The company’s commercial operations are bifurcated into two business segments: Innovative Health, which focuses on the development and commercialization of medicines and vaccines, as well as consumer health care products, in various therapeutic areas, and Essential Health, which offers branded generic products, biosimilars, anti-infectives and other products without marketing patent protection.
Investors in Pfizer are paid a very solid 3.34% dividend. Merrill Lynch has a price objective of $43, and the posted consensus price objective is $40.60. The shares traded early Wednesday at $40.80 apiece.
Microsoft Inc. (NASDAQ: MSFT) stock has posted all-time highs this year and has a massive $132.7 billion sitting on the balance sheet. This top old-school technology company continues to find an increasing amount of support from portfolio managers, who have added the software giant to their holdings at an increasingly faster pace all of this year and last.
Many Wall Street analysts feel that Microsoft has become a clear number two in the public or hyper-scale cloud infrastructure market with Azure, which is its cloud computing platform offering. Some have flagged Azure as a solid rival to Amazon’s AWS service, while others maintain that Microsoft is discounting Azure for large enterprises, such that Azure may be cheaper than AWS for larger users. The cloud was big in the recent earnings report which was outstanding.
Microsoft also is expected to be a big winner in the new Department of Defense cloud project. In fact, Microsoft and its dedicated Azure Government segment appear to be the main challenger to Amazon’s AWS service, with industry checks barely mentioning IBM and Google, and countering that Oracle has little traction as a provider of modern cloud infrastructure services to the U.S. federal government.
Microsoft shareholders currently receive a 1.53% dividend. The $134 Merrill Lynch price target is well above the $121.70 consensus price objective. The stock was trading at $108.45 Wednesday morning.
Lockheed Martin Corp. (NYSE: LMT) is a top aerospace and defense stock to buy, and many on Wall Street are expecting a very solid continuation of U.S. and foreign defense spending. The company researches, designs, develops, manufactures, integrates, operates and sustains advanced technology systems, products and services. It also provides a wide range of defense electronics products and IT services.
Being the Pentagon’s prime contractor, Lockheed Martin offers a diverse portfolio of global aerospace, defense, security and advanced technologies. Its leveraged presence in the Army, Air Force, Navy and IT programs guarantees a steady inflow of follow-on orders, not only from the U.S. government but also from many foreign allies of the nation.
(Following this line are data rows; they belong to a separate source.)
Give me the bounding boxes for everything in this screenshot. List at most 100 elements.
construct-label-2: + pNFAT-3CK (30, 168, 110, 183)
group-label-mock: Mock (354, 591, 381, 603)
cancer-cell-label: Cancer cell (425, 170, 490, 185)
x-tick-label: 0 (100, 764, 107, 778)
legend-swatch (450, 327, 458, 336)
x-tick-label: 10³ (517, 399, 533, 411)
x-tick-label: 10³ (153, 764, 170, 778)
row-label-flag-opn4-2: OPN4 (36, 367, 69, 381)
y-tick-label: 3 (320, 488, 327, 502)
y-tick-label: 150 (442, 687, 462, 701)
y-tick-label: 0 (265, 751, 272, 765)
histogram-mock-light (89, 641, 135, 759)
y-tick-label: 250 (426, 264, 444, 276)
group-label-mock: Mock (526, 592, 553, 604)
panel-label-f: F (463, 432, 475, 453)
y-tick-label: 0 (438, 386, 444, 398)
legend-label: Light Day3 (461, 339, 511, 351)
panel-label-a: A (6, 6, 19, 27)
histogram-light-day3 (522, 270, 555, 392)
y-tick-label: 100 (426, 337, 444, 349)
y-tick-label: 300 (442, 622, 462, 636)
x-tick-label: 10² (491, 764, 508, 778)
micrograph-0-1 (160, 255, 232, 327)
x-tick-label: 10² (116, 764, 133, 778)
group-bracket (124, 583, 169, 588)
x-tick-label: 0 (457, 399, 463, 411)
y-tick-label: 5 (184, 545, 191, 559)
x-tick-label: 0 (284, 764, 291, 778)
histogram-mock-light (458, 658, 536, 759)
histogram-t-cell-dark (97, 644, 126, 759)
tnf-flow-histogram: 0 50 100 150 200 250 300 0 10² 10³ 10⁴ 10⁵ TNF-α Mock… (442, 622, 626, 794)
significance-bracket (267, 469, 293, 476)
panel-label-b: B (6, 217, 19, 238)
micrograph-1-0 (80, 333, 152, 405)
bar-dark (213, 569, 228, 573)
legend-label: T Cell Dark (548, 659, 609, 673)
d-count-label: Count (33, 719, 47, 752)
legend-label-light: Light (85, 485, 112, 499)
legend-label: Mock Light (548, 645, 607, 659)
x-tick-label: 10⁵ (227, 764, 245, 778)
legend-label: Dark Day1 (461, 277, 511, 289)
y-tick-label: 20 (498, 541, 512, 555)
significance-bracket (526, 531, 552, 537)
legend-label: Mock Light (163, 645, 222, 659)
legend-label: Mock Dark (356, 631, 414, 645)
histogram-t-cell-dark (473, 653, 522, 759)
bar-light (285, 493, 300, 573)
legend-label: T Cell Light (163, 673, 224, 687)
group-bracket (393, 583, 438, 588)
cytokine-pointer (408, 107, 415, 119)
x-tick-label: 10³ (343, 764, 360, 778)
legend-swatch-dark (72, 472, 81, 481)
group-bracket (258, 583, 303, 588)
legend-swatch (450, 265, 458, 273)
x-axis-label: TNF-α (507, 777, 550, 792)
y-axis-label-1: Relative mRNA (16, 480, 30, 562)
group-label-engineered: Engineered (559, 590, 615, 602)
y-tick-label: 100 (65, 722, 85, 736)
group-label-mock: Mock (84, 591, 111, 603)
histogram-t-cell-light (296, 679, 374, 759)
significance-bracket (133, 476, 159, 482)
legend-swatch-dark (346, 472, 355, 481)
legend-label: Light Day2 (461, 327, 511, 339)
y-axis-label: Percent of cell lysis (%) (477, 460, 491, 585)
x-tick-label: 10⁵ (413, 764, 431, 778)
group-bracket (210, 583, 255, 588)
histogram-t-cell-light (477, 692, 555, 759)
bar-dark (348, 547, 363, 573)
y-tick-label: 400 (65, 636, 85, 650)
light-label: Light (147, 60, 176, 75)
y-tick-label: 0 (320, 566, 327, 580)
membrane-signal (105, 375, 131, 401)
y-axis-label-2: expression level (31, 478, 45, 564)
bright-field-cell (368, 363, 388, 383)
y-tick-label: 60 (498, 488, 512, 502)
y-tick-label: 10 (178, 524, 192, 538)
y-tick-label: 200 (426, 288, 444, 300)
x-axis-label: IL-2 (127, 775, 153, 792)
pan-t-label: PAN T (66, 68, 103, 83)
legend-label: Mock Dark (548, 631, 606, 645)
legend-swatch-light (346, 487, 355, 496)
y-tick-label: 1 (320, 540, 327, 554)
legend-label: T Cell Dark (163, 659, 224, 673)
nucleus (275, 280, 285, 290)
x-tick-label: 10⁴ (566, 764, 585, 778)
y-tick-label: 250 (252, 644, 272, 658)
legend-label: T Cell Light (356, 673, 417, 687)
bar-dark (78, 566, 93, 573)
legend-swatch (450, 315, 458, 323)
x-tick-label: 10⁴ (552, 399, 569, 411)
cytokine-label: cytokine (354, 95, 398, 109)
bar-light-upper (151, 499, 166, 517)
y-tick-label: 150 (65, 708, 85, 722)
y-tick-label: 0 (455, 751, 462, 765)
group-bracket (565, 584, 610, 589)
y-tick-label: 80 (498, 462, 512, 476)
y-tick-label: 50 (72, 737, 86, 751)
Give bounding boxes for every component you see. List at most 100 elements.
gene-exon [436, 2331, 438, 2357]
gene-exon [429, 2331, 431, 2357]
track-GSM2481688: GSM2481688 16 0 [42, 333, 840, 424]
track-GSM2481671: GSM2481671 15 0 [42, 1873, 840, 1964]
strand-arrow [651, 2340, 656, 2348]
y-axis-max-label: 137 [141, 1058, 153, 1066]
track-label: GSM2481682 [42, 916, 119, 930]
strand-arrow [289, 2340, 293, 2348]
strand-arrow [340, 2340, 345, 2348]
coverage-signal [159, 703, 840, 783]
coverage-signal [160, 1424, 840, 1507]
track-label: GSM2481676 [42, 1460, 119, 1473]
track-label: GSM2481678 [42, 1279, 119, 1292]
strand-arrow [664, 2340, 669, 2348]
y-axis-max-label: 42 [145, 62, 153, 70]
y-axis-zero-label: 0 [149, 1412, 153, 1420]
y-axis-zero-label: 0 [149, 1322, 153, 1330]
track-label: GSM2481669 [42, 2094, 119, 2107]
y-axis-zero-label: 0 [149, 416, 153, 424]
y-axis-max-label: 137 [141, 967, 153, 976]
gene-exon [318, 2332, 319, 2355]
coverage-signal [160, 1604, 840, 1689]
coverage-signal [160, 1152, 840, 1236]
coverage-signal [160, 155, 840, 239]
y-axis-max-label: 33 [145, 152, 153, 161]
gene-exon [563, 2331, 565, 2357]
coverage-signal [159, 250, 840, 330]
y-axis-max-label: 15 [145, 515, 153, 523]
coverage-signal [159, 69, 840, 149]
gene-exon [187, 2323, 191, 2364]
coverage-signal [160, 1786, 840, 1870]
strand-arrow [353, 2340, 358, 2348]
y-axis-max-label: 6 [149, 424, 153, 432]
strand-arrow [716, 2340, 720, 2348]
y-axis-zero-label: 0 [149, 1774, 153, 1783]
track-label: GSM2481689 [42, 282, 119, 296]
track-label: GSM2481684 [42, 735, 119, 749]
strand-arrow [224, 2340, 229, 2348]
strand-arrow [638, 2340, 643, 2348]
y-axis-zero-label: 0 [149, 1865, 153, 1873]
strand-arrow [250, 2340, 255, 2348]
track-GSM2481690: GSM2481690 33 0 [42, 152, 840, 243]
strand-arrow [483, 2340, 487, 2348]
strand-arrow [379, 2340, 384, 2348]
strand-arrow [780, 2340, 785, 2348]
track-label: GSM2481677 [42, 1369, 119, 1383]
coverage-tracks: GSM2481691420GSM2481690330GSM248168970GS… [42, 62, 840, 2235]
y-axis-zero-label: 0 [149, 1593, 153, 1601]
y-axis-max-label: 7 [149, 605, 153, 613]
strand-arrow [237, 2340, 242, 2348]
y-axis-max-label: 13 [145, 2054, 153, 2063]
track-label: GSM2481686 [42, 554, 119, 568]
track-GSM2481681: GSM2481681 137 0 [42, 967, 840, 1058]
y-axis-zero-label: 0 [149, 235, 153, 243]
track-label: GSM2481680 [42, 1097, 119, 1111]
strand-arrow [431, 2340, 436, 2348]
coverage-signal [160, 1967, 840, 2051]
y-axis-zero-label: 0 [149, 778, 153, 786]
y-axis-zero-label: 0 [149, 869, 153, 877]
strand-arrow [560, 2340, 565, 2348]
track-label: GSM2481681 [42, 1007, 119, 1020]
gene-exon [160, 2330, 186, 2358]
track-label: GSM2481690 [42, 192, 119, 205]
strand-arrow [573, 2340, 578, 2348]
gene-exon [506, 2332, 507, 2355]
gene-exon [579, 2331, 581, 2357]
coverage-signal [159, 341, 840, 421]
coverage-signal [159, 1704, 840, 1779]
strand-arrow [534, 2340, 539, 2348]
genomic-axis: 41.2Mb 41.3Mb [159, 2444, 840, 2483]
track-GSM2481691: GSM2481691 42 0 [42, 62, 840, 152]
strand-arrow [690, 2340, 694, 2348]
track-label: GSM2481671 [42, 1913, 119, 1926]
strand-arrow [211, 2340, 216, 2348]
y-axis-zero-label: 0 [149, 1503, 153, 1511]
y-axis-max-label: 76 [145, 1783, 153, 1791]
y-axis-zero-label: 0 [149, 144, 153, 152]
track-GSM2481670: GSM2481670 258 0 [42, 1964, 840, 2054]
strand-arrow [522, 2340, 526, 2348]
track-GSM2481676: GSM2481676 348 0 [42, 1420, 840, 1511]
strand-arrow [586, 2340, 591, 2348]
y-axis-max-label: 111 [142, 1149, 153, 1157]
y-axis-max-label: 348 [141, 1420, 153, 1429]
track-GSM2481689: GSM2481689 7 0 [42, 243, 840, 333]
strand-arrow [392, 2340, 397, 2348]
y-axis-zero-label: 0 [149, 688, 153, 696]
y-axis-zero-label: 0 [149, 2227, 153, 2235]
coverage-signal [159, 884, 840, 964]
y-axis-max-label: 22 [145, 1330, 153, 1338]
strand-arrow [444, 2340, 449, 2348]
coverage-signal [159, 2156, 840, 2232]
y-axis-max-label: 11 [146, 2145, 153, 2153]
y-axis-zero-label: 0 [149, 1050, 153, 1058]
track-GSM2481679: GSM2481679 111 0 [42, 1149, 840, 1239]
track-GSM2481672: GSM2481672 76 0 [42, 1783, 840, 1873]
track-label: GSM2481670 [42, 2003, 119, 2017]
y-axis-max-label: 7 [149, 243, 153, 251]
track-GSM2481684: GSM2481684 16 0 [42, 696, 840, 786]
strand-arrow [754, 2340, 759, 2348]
Lockheed Martin investors are paid a 2.51% dividend. Merrill Lynch has set its price objective at $412. The consensus target price is $375.76, and the shares were last seen trading at $315.60.
This result of a blockbuster merger in 2017 has emerged bigger and stronger, and the stock is on the Merrill Lynch US 1 list. DowDupont Inc. (NYSE: DWDP) is a diversified chemical company with $79 billion in sales in 2017, and it was formed as a result of the merger of Dow and DuPont.
The company is organized in three principal divisions: Agriculture (20% of EBITDA), Material Science (55%) and Specialty Products (25%). It intends to separate these into three public entities by 2020.
The stock has underperformed this year, and the concerns over the trade issues with China are continuing to keep shares under pressure. The stock is down over 15% from highs that were printed in January.
The shareholders are paid a 2.25% dividend. The Merrill Lynch price objective of $82 compares with the consensus price target of $81.48 and the most recent close at $67.56.
Five outstanding stocks all based here in the United States, which Merrill Lynch recommends now. All have solid upside potential, paid dependable dividends and are somewhat safer than crowded momentum stocks.